La lettura e il volontariato diventano per Iside strumenti di salvezza. È anche una proposta culturale e civile rivolta ai giovani di oggi?
«Sì, è una proposta culturale e civile. La lettura e il volontariato non sono presentati come soluzioni miracolose, ma come spazi di senso. I libri permettono a Iside di riconoscersi negli altri e di dare un nome alle proprie emozioni; il volontariato le insegna che il dolore può diventare responsabilità, che prendersi cura di qualcuno è anche un modo per prendersi cura di sé. È un invito ai giovani a uscire dall’isolamento e agli adulti a creare occasioni reali di partecipazione».
La violenza di genere attraversa il libro in modo esplicito e doloroso. Perché, secondo te, nonostante leggi e campagne di sensibilizzazione, facciamo ancora così fatica a prevenirla?
«Perché la violenza di genere non è solo un problema legislativo, ma culturale. Le leggi sono fondamentali, così come le campagne di sensibilizzazione, ma se non cambiano i modelli educativi, le relazioni di potere, gli stereotipi radicati, il problema si riproduce. Facciamo fatica a prevenirla perché spesso interveniamo quando la violenza è già esplosa, invece di lavorare sull’educazione affettiva, sul rispetto e sulla responsabilità emotiva fin dall’infanzia».
Il mondo adulto nel romanzo appare spesso distratto, assente o in difficoltà. È una denuncia o piuttosto una richiesta di alleanza tra generazioni?
«È soprattutto una richiesta di alleanza. Il mondo adulto nel romanzo è fragile, imperfetto, talvolta assente, ma non è un nemico. È un mondo che spesso non ha strumenti, che è stanco, che ha paura di sbagliare. Con La voce di Iside ho voluto dire che i giovani non chiedono adulti infallibili, ma adulti presenti, capaci di ascoltare e di mettersi in discussione. Senza questa alleanza, il dialogo tra generazioni si spezza».

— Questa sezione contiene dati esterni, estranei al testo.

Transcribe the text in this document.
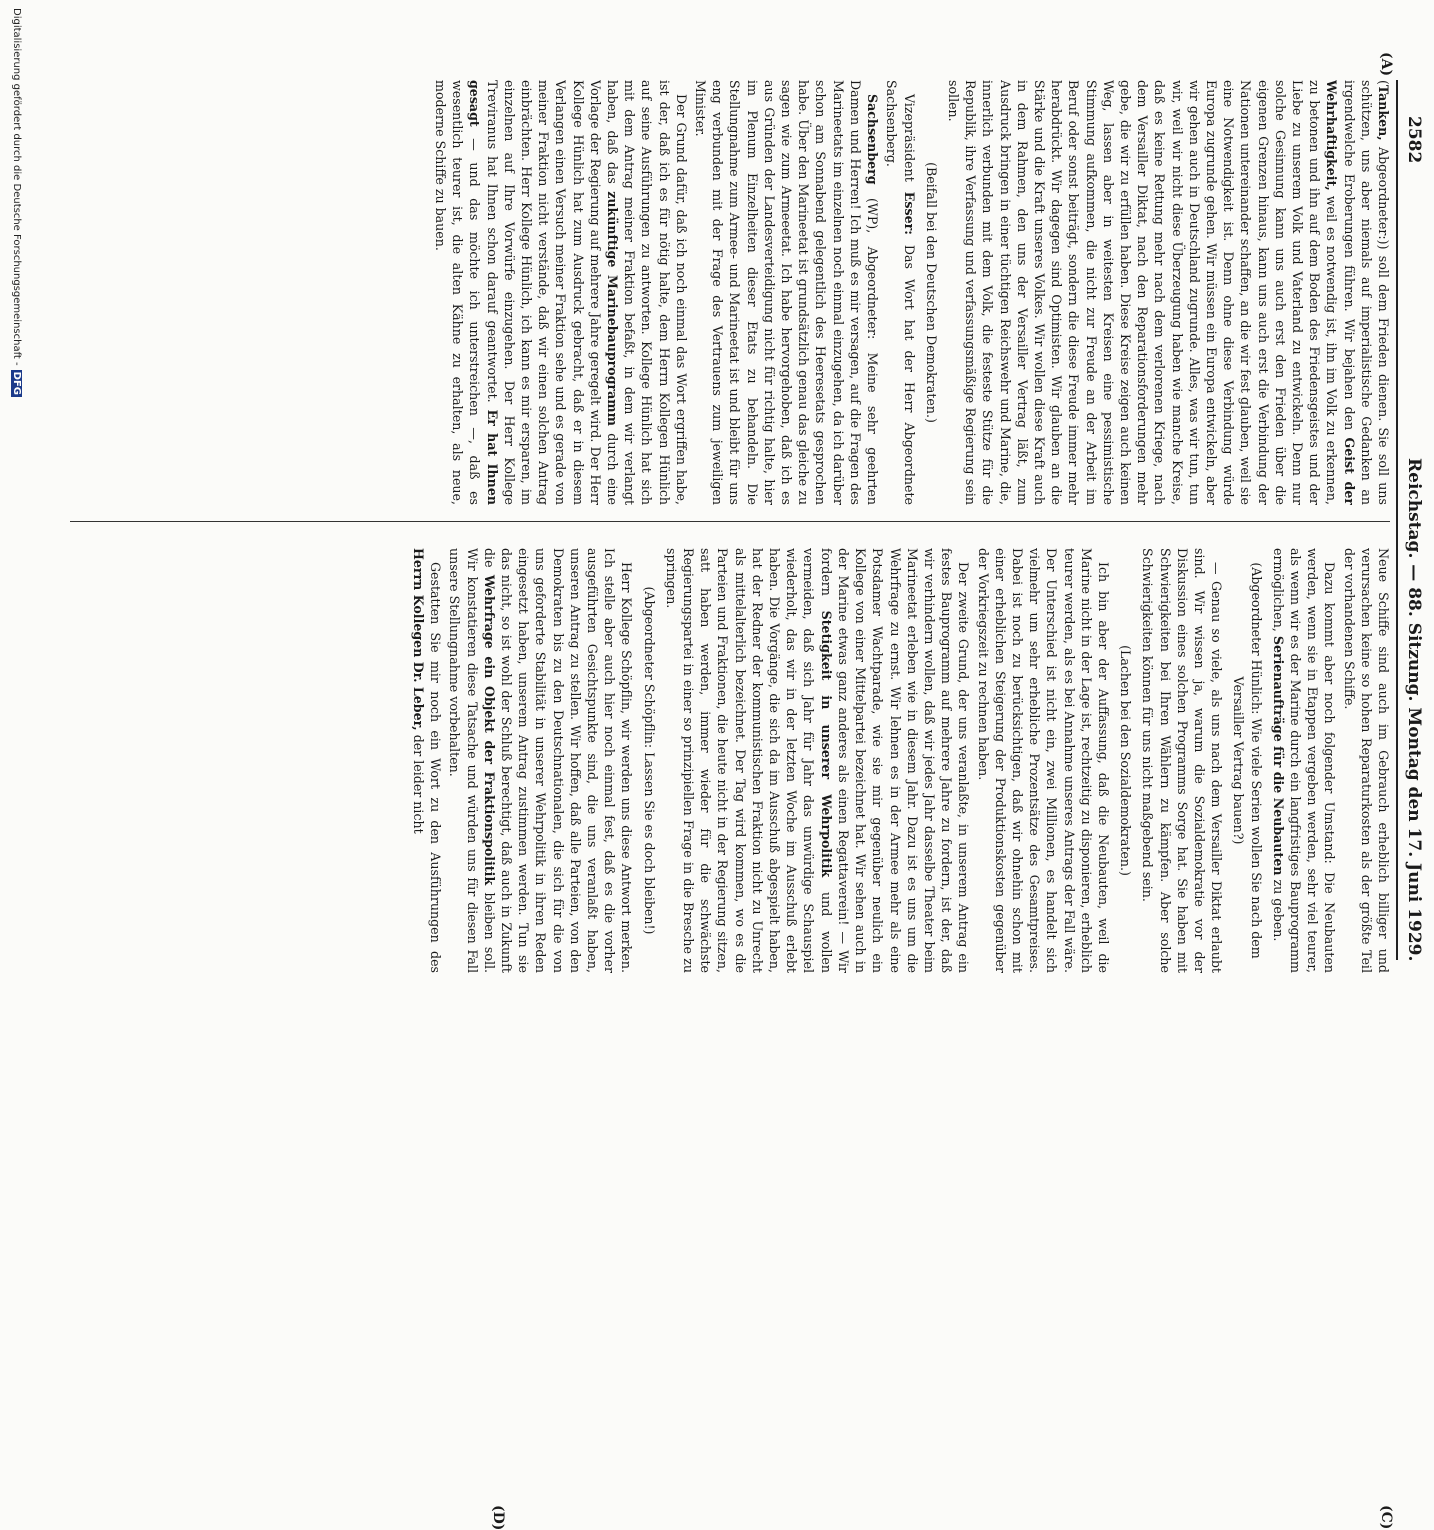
2582
Reichstag. — 88. Sitzung. Montag den 17. Juni 1929.
(A)
(C)
(D)

(Tanken, Abgeordneter:)) soll dem Frieden dienen. Sie soll uns schützen, uns aber niemals auf imperialistische Gedanken an irgendwelche Eroberungen führen. Wir bejahen den Geist der Wehrhaftigkeit, weil es notwendig ist, ihn im Volk zu erkennen, zu betonen und ihn auf dem Boden des Friedensgeistes und der Liebe zu unserem Volk und Vaterland zu entwickeln. Denn nur solche Gesinnung kann uns auch erst den Frieden über die eigenen Grenzen hinaus, kann uns auch erst die Verbindung der Nationen untereinander schaffen, an die wir fest glauben, weil sie eine Notwendigkeit ist. Denn ohne diese Verbindung würde Europa zugrunde gehen. Wir müssen ein Europa entwickeln, aber wir gehen auch in Deutschland zugrunde. Alles, was wir tun, tun wir, weil wir nicht diese Überzeugung haben wie manche Kreise, daß es keine Rettung mehr nach dem verlorenen Kriege, nach dem Versailler Diktat, nach den Reparationsforderungen mehr gebe, die wir zu erfüllen haben. Diese Kreise zeigen auch keinen Weg, lassen aber in weitesten Kreisen eine pessimistische Stimmung aufkommen, die nicht zur Freude an der Arbeit im Beruf oder sonst beiträgt, sondern die diese Freude immer mehr herabdrückt. Wir dagegen sind Optimisten. Wir glauben an die Stärke und die Kraft unseres Volkes. Wir wollen diese Kraft auch in dem Rahmen, den uns der Versailler Vertrag läßt, zum Ausdruck bringen in einer tüchtigen Reichswehr und Marine, die, innerlich verbunden mit dem Volk, die festeste Stütze für die Republik, ihre Verfassung und verfassungsmäßige Regierung sein sollen.

(Beifall bei den Deutschen Demokraten.)

Vizepräsident Esser: Das Wort hat der Herr Abgeordnete Sachsenberg.

Sachsenberg (WP), Abgeordneter: Meine sehr geehrten Damen und Herren! Ich muß es mir versagen, auf die Fragen des Marineetats im einzelnen noch einmal einzugehen, da ich darüber schon am Sonnabend gelegentlich des Heeresetats gesprochen habe. Über den Marineetat ist grundsätzlich genau das gleiche zu sagen wie zum Armeeetat. Ich habe hervorgehoben, daß ich es aus Gründen der Landesverteidigung nicht für richtig halte, hier im Plenum Einzelheiten dieser Etats zu behandeln. Die Stellungnahme zum Armee- und Marineetat ist und bleibt für uns eng verbunden mit der Frage des Vertrauens zum jeweiligen Minister.

Der Grund dafür, daß ich noch einmal das Wort ergriffen habe, ist der, daß ich es für nötig halte, dem Herrn Kollegen Hünlich auf seine Ausführungen zu antworten. Kollege Hünlich hat sich mit dem Antrag meiner Fraktion befaßt, in dem wir verlangt haben, daß das zukünftige Marinebauprogramm durch eine Vorlage der Regierung auf mehrere Jahre geregelt wird. Der Herr Kollege Hünlich hat zum Ausdruck gebracht, daß er in diesem Verlangen einen Versuch meiner Fraktion sehe und es gerade von meiner Fraktion nicht verstände, daß wir einen solchen Antrag einbrächten. Herr Kollege Hünlich, ich kann es mir ersparen, im einzelnen auf Ihre Vorwürfe einzugehen. Der Herr Kollege Treviranus hat Ihnen schon darauf geantwortet. Er hat Ihnen gesagt — und das möchte ich unterstreichen —, daß es wesentlich teurer ist, die alten Kähne zu erhalten, als neue, moderne Schiffe zu bauen.

Neue Schiffe sind auch im Gebrauch erheblich billiger und verursachen keine so hohen Reparaturkosten als der größte Teil der vorhandenen Schiffe.

Dazu kommt aber noch folgender Umstand: Die Neubauten werden, wenn sie in Etappen vergeben werden, sehr viel teurer, als wenn wir es der Marine durch ein langfristiges Bauprogramm ermöglichen, Serienaufträge für die Neubauten zu geben.

(Abgeordneter Hünlich: Wie viele Serien wollen Sie nach dem Versailler Vertrag bauen?)

— Genau so viele, als uns nach dem Versailler Diktat erlaubt sind. Wir wissen ja, warum die Sozialdemokratie vor der Diskussion eines solchen Programms Sorge hat. Sie haben mit Schwierigkeiten bei Ihren Wählern zu kämpfen. Aber solche Schwierigkeiten können für uns nicht maßgebend sein.

(Lachen bei den Sozialdemokraten.)

Ich bin aber der Auffassung, daß die Neubauten, weil die Marine nicht in der Lage ist, rechtzeitig zu disponieren, erheblich teurer werden, als es bei Annahme unseres Antrags der Fall wäre. Der Unterschied ist nicht ein, zwei Millionen, es handelt sich vielmehr um sehr erhebliche Prozentsätze des Gesamtpreises. Dabei ist noch zu berücksichtigen, daß wir ohnehin schon mit einer erheblichen Steigerung der Produktionskosten gegenüber der Vorkriegszeit zu rechnen haben.

Der zweite Grund, der uns veranlaßte, in unserem Antrag ein festes Bauprogramm auf mehrere Jahre zu fordern, ist der, daß wir verhindern wollen, daß wir jedes Jahr dasselbe Theater beim Marineetat erleben wie in diesem Jahr. Dazu ist es uns um die Wehrfrage zu ernst. Wir lehnen es in der Armee mehr als eine Potsdamer Wachtparade, wie sie mir gegenüber neulich ein Kollege von einer Mittelpartei bezeichnet hat. Wir sehen auch in der Marine etwas ganz anderes als einen Regattaverein! — Wir fordern Stetigkeit in unserer Wehrpolitik und wollen vermeiden, daß sich Jahr für Jahr das unwürdige Schauspiel wiederholt, das wir in der letzten Woche im Ausschuß erlebt haben. Die Vorgänge, die sich da im Ausschuß abgespielt haben, hat der Redner der kommunistischen Fraktion nicht zu Unrecht als mittelalterlich bezeichnet. Der Tag wird kommen, wo es die Parteien und Fraktionen, die heute nicht in der Regierung sitzen, satt haben werden, immer wieder für die schwächste Regierungspartei in einer so prinzipiellen Frage in die Bresche zu springen.

(Abgeordneter Schöpflin: Lassen Sie es doch bleiben!)

Herr Kollege Schöpflin, wir werden uns diese Antwort merken. Ich stelle aber auch hier noch einmal fest, daß es die vorher ausgeführten Gesichtspunkte sind, die uns veranlaßt haben, unseren Antrag zu stellen. Wir hoffen, daß alle Parteien, von den Demokraten bis zu den Deutschnationalen, die sich für die von uns geforderte Stabilität in unserer Wehrpolitik in ihren Reden eingesetzt haben, unserem Antrag zustimmen werden. Tun sie das nicht, so ist wohl der Schluß berechtigt, daß auch in Zukunft die Wehrfrage ein Objekt der Fraktionspolitik bleiben soll. Wir konstatieren diese Tatsache und würden uns für diesen Fall unsere Stellungnahme vorbehalten.

Gestatten Sie mir noch ein Wort zu den Ausführungen des Herrn Kollegen Dr. Leber, der leider nicht

Digitalisierung gefördert durch die Deutsche Forschungsgemeinschaft -DFG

Hai scelto una scrittura semplice ma profondamente introspettiva. Quanto è stato importante trovare un linguaggio accessibile senza rinunciare alla complessità dei temi trattati?
«È stato fondamentale. Parlare di temi complessi non significa usare un linguaggio complesso. Anzi, sentivo la responsabilità di essere chiara e accessibile, soprattutto per i lettori più giovani. La semplicità, per me, non è superficialità, ma precisione emotiva. Volevo che chi legge potesse entrare nella storia senza barriere, sentendosi coinvolto, riconosciuto, mai escluso».

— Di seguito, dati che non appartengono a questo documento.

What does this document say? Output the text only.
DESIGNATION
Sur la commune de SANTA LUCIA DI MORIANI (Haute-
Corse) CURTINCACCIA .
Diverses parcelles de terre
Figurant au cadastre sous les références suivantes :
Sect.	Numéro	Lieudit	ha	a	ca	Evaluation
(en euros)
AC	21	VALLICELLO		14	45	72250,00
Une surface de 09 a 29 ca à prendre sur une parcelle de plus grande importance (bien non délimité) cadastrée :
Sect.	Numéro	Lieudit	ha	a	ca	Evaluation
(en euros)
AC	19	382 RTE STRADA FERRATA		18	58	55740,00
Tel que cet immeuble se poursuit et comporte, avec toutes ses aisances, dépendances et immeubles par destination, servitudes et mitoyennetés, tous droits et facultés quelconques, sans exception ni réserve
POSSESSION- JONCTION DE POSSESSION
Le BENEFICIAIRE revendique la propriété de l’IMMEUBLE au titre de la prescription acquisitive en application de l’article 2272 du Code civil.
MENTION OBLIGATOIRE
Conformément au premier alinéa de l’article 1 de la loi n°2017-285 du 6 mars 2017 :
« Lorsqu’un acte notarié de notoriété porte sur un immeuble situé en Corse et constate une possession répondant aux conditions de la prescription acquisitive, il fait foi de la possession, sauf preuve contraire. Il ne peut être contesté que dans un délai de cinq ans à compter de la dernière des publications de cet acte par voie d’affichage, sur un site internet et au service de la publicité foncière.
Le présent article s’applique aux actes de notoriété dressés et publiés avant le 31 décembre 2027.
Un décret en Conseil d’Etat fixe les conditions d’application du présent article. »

Attraverso il libro hai intrapreso anche un’importante opera di sensibilizzazione nelle scuole. Di recente sei stata nominata Portavoce ufficiale dell’Osservatorio Nazionale Bullismo e Disagio Giovanile: quali iniziative state portando avanti?
«Attraverso il libro ho cercato di creare un ponte diretto con i ragazzi, entrando nelle scuole per parlare con loro in modo autentico di bullismo, fragilità emotiva, ascolto e consapevolezza. La storia di Iside diventa spesso uno specchio in cui molti giovani si riconoscono e, proprio per questo, uno strumento potente per aprire un dialogo vero, senza giudizi».

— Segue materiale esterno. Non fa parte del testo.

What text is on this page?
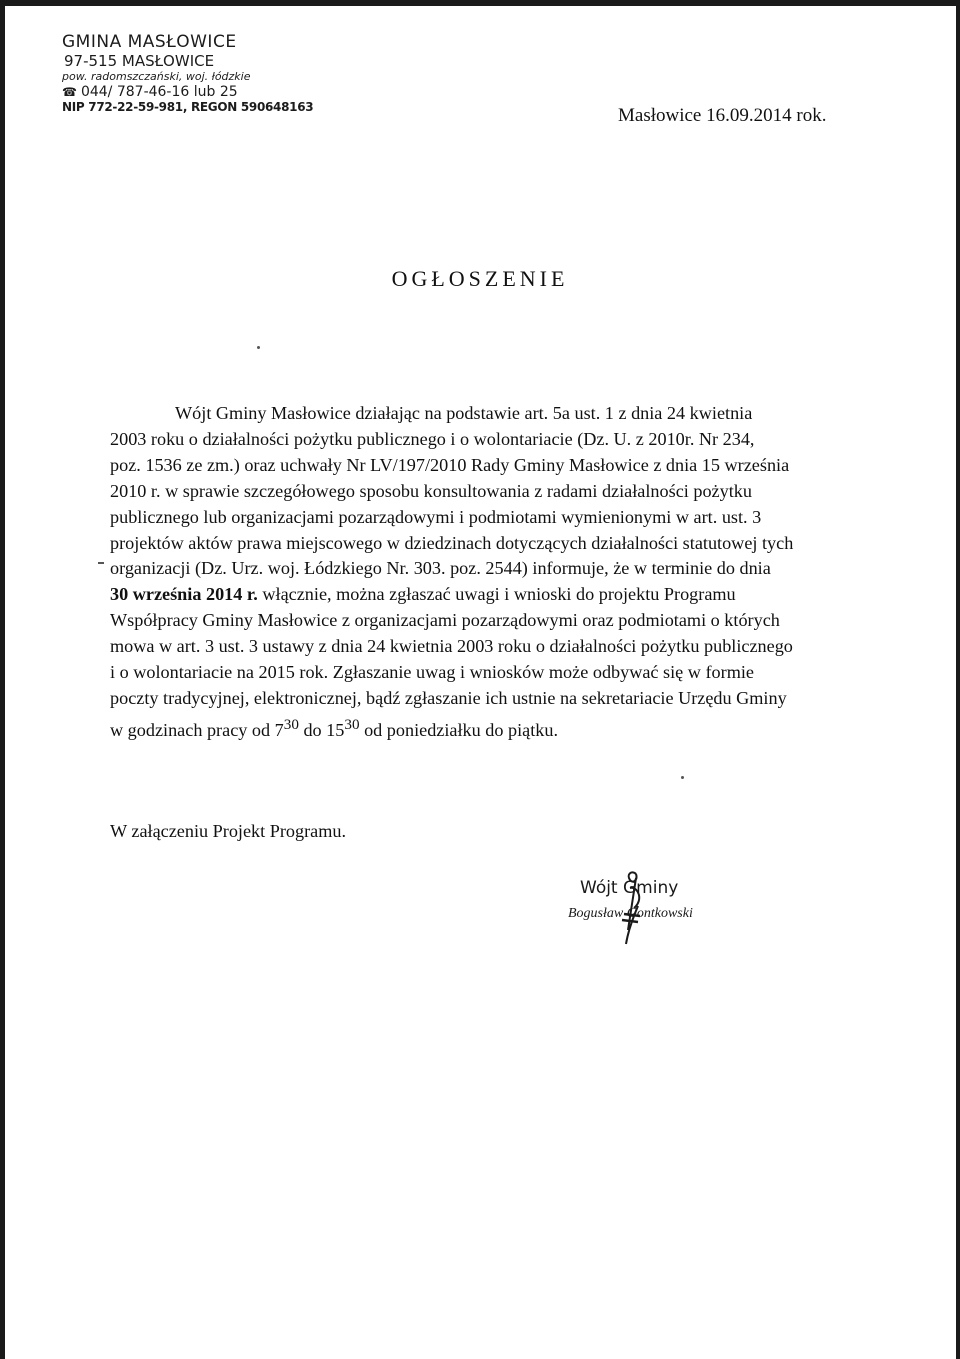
GMINA MASŁOWICE
97-515 MASŁOWICE
pow. radomszczański, woj. łódzkie
☎ 044/ 787-46-16 lub 25
NIP 772-22-59-981, REGON 590648163	Masłowice 16.09.2014 rok.
OGŁOSZENIE
Wójt Gminy Masłowice działając na podstawie art. 5a ust. 1 z dnia 24 kwietnia
2003 roku o działalności pożytku publicznego i o wolontariacie (Dz. U. z 2010r. Nr 234,
poz. 1536 ze zm.) oraz uchwały Nr LV/197/2010 Rady Gminy Masłowice z dnia 15 września
2010 r. w sprawie szczegółowego sposobu konsultowania z radami działalności pożytku
publicznego lub organizacjami pozarządowymi i podmiotami wymienionymi w art. ust. 3
projektów aktów prawa miejscowego w dziedzinach dotyczących działalności statutowej tych
organizacji (Dz. Urz. woj. Łódzkiego Nr. 303. poz. 2544) informuje, że w terminie do dnia
30 września 2014 r. włącznie, można zgłaszać uwagi i wnioski do projektu Programu
Współpracy Gminy Masłowice z organizacjami pozarządowymi oraz podmiotami o których
mowa w art. 3 ust. 3 ustawy z dnia 24 kwietnia 2003 roku o działalności pożytku publicznego
i o wolontariacie na 2015 rok. Zgłaszanie uwag i wniosków może odbywać się w formie
poczty tradycyjnej, elektronicznej, bądź zgłaszanie ich ustnie na sekretariacie Urzędu Gminy
w godzinach pracy od $7^{30}$ do $15^{30}$ od poniedziałku do piątku.
W załączeniu Projekt Programu.
Wójt Gminy
Bogusław Gontkowski
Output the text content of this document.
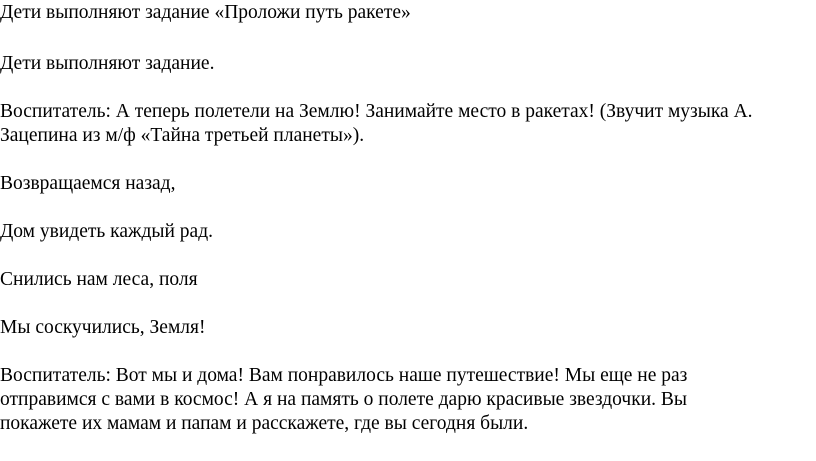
Дети выполняют задание «Проложи путь ракете»

Дети выполняют задание.

Воспитатель: А теперь полетели на Землю! Занимайте место в ракетах! (Звучит музыка А.

Зацепина из м/ф «Тайна третьей планеты»).

Возвращаемся назад,

Дом увидеть каждый рад.

Снились нам леса, поля

Мы соскучились, Земля!

Воспитатель: Вот мы и дома! Вам понравилось наше путешествие! Мы еще не раз

отправимся с вами в космос! А я на память о полете дарю красивые звездочки. Вы

покажете их мамам и папам и расскажете, где вы сегодня были.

Con l’Osservatorio Nazionale Bullismo e Disagio Giovanile cosa si sta facendo?
«Stiamo portando avanti diverse iniziative concrete: incontri e laboratori nelle scuole, campagne di sensibilizzazione nazionali, momenti di formazione dedicati a docenti e genitori, e progetti di ascolto attivo rivolti agli studenti. L’obiettivo è prevenire il disagio prima che esploda, offrendo ai ragazzi spazi sicuri in cui potersi esprimere e agli adulti strumenti adeguati per riconoscere i segnali di sofferenza. Credo fortemente che la prevenzione passi dalla cultura, dall’educazione emotiva e dalla responsabilità collettiva. Solo facendo rete tra istituzioni, scuola, famiglia e società civile possiamo davvero contrastare il bullismo e accompagnare le nuove generazioni verso una crescita più consapevole e rispettosa».